Objective : To identify potential cerebrospinal fluid (CSF) biomarkers of multiple sclerosis (MS) using quantitative proteomics and to analyze the diagnostic power of their CSF and serum concentrations at different disease stages.
Background: Clinical symptoms, MRI and CSF analysis allow diagnosis of MS with a good sensitivity. However, biomarkers predicting the delay of conversion to remitting-relapsing MS (RRMS) after a clinically isolated syndrome (CIS) and of evolution to progressive MS (PMS) are needed for optimized treatment.
Methods : We performed a quantitative proteomic analysis of CSF pools from symptomatic controls (n = 21) and patients with RRMS (n = 21), followed by the evaluation of the diagnostic and prognostic value of some differentially expressed proteins in a larger cohort of patients at different disease stages (29 controls, 40 CIS, 38 RRMS and 16 PMS).
Results : 22 of the 527 unique proteins quantified exhibited significantly different levels in CSF from controls and RRMS patients. These include chitinase 3-like 1 (CHI3L1) and chitinase 3-like 2 (CHI3L2), two members of the chitinase family that lack chitinase enzymatic activity. CHI3L1 level increased concomitantly with the disease stage in CSF and serum, while CSF CHI3L2 level was maximal in RRMS patients. ROC curves showed a good performance of CSF CHI3L1 and CHI3L2 levels and of serum CHI3L1 levels for MS diagnosis, and indicated that CSF CHI3L1 and CHI3L2 levels accurately discriminated patients with RRMS and PMS. Moreover, CIS patients with higher levels of CHI3L1 in CSF (>189mg/l) and serum (>35mg/l) converted more rapidly to RRMS (log-rank test, p<0.05 and p<0.001 respectively). In addition, a strong CHI3L1 and CHI3L2 expression was detected in brain of patient with MS, especially in astrocytes and microglial cells located in white matter plaques, but not in control brain.

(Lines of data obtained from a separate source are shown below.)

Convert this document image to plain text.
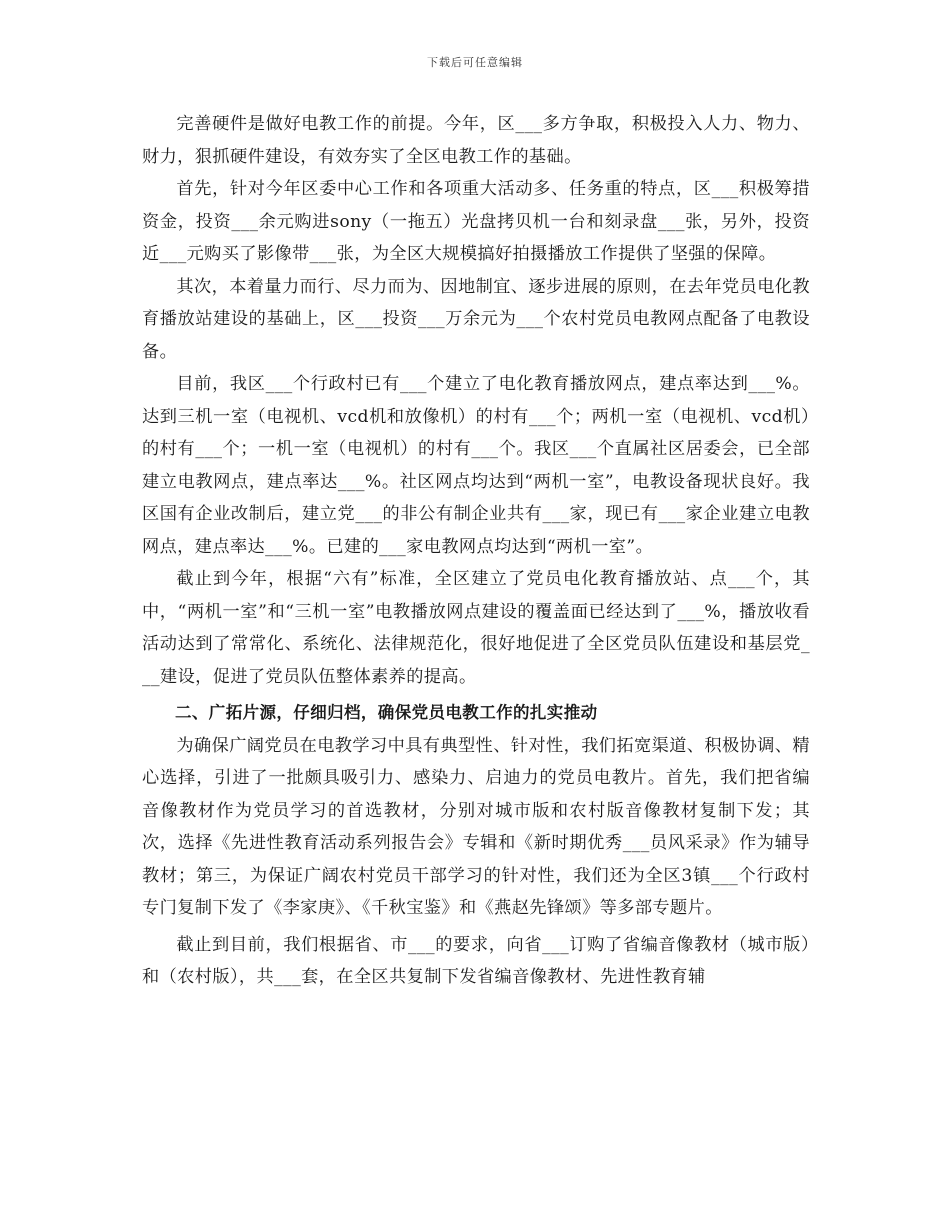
下载后可任意编辑

完善硬件是做好电教工作的前提。今年，区___多方争取，积极投入人力、物力、财力，狠抓硬件建设，有效夯实了全区电教工作的基础。

首先，针对今年区委中心工作和各项重大活动多、任务重的特点，区___积极筹措资金，投资___余元购进sony（一拖五）光盘拷贝机一台和刻录盘___张，另外，投资近___元购买了影像带___张，为全区大规模搞好拍摄播放工作提供了坚强的保障。

其次，本着量力而行、尽力而为、因地制宜、逐步进展的原则，在去年党员电化教育播放站建设的基础上，区___投资___万余元为___个农村党员电教网点配备了电教设备。

目前，我区___个行政村已有___个建立了电化教育播放网点，建点率达到___%。达到三机一室（电视机、vcd机和放像机）的村有___个；两机一室（电视机、vcd机）的村有___个；一机一室（电视机）的村有___个。我区___个直属社区居委会，已全部建立电教网点，建点率达___%。社区网点均达到“两机一室”，电教设备现状良好。我区国有企业改制后，建立党___的非公有制企业共有___家，现已有___家企业建立电教网点，建点率达___%。已建的___家电教网点均达到“两机一室”。

截止到今年，根据“六有”标准，全区建立了党员电化教育播放站、点___个，其中，“两机一室”和“三机一室”电教播放网点建设的覆盖面已经达到了___%，播放收看活动达到了常常化、系统化、法律规范化，很好地促进了全区党员队伍建设和基层党___建设，促进了党员队伍整体素养的提高。

二、广拓片源，仔细归档，确保党员电教工作的扎实推动

为确保广阔党员在电教学习中具有典型性、针对性，我们拓宽渠道、积极协调、精心选择，引进了一批颇具吸引力、感染力、启迪力的党员电教片。首先，我们把省编音像教材作为党员学习的首选教材，分别对城市版和农村版音像教材复制下发；其次，选择《先进性教育活动系列报告会》专辑和《新时期优秀___员风采录》作为辅导教材；第三，为保证广阔农村党员干部学习的针对性，我们还为全区3镇___个行政村专门复制下发了《李家庚》、《千秋宝鉴》和《燕赵先锋颂》等多部专题片。

截止到目前，我们根据省、市___的要求，向省___订购了省编音像教材（城市版）和（农村版），共___套，在全区共复制下发省编音像教材、先进性教育辅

Conclusion : CSF CHI3L1 and CHI3L2 levels and serum CHI3L1 concentration might reflect the extent of MS pathology and help to define the disease stage and prognosis at diagnosis.

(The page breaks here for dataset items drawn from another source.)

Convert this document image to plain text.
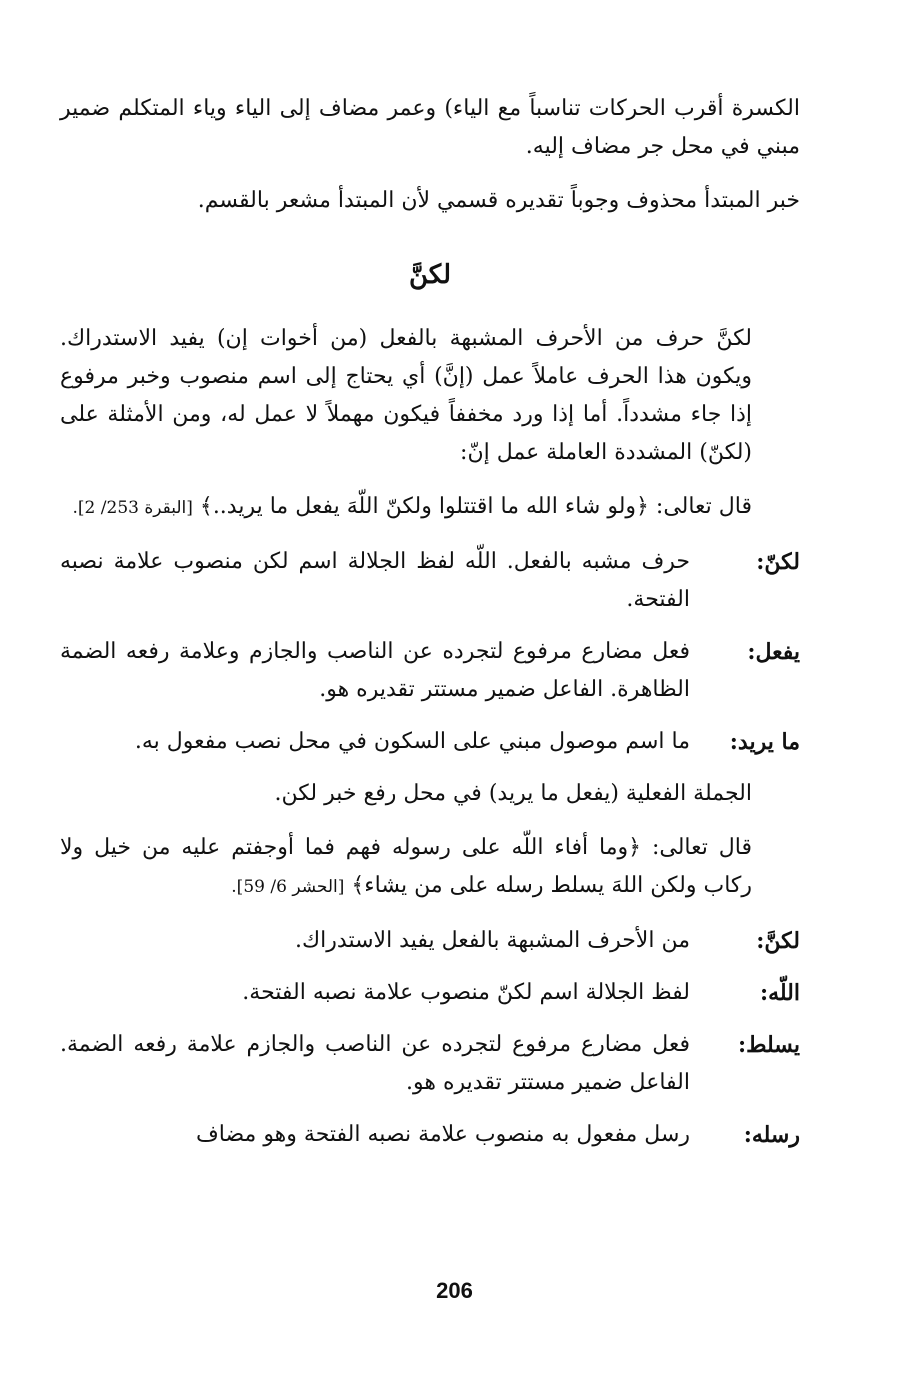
الكسرة أقرب الحركات تناسباً مع الياء) وعمر مضاف إلى الياء وياء المتكلم ضمير مبني في محل جر مضاف إليه.

خبر المبتدأ محذوف وجوباً تقديره قسمي لأن المبتدأ مشعر بالقسم.

لكنَّ

لكنَّ حرف من الأحرف المشبهة بالفعل (من أخوات إن) يفيد الاستدراك. ويكون هذا الحرف عاملاً عمل (إنَّ) أي يحتاج إلى اسم منصوب وخبر مرفوع إذا جاء مشدداً. أما إذا ورد مخففاً فيكون مهملاً لا عمل له، ومن الأمثلة على (لكنّ) المشددة العاملة عمل إنّ:

قال تعالى: ﴿ولو شاء الله ما اقتتلوا ولكنّ اللّهَ يفعل ما يريد..﴾ [البقرة 253/ 2].

لكنّ:
حرف مشبه بالفعل. اللّه لفظ الجلالة اسم لكن منصوب علامة نصبه الفتحة.
يفعل:
فعل مضارع مرفوع لتجرده عن الناصب والجازم وعلامة رفعه الضمة الظاهرة. الفاعل ضمير مستتر تقديره هو.
ما يريد:
ما اسم موصول مبني على السكون في محل نصب مفعول به.

الجملة الفعلية (يفعل ما يريد) في محل رفع خبر لكن.

قال تعالى: ﴿وما أفاء اللّه على رسوله فهم فما أوجفتم عليه من خيل ولا ركاب ولكن اللهَ يسلط رسله على من يشاء﴾ [الحشر 6/ 59].

لكنَّ:
من الأحرف المشبهة بالفعل يفيد الاستدراك.
اللّه:
لفظ الجلالة اسم لكنّ منصوب علامة نصبه الفتحة.
يسلط:
فعل مضارع مرفوع لتجرده عن الناصب والجازم علامة رفعه الضمة. الفاعل ضمير مستتر تقديره هو.
رسله:
رسل مفعول به منصوب علامة نصبه الفتحة وهو مضاف
206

Study supported by ARSEPand CFSEP Disclosure: Dr. Thouvenot has received personal compensation for activities with Teva Neuroscience as a scientific advisory board member, and with Biogen Idec and Novartis as a speaker. Dr. Hinsinger has nothing to disclose. Dr. Galeotti has nothing to disclose. Dr. Nabholz has nothing to disclose. Dr. Urbach has nothing to disclose. Dr. Rigau has nothing to disclose. Dr. Demattei has nothing to disclose. Dr. Lehmann has nothing to disclose. Dr. Camu has received personal compensation for activities with Novartis. Dr. Labauge has nothing to disclose. Dr. Castelnovo has nothing to disclose. Dr. Brassat has received personal compensation for activities with Schering AG, Biogen Idec, Serono Inc., and Sanofi-Aventis Pharmaceuticals Inc., as a speaker. Dr. David-Axel has nothing to disclose. Dr. Casez has received personal compensation for activities with AstraZeneca Pharmaceuticals, Biogen Idec, Novartis, and Teva Neuroscience as a speaker. Dr. Bockaert has nothing to disclose. Dr. Marin has nothing to disclose.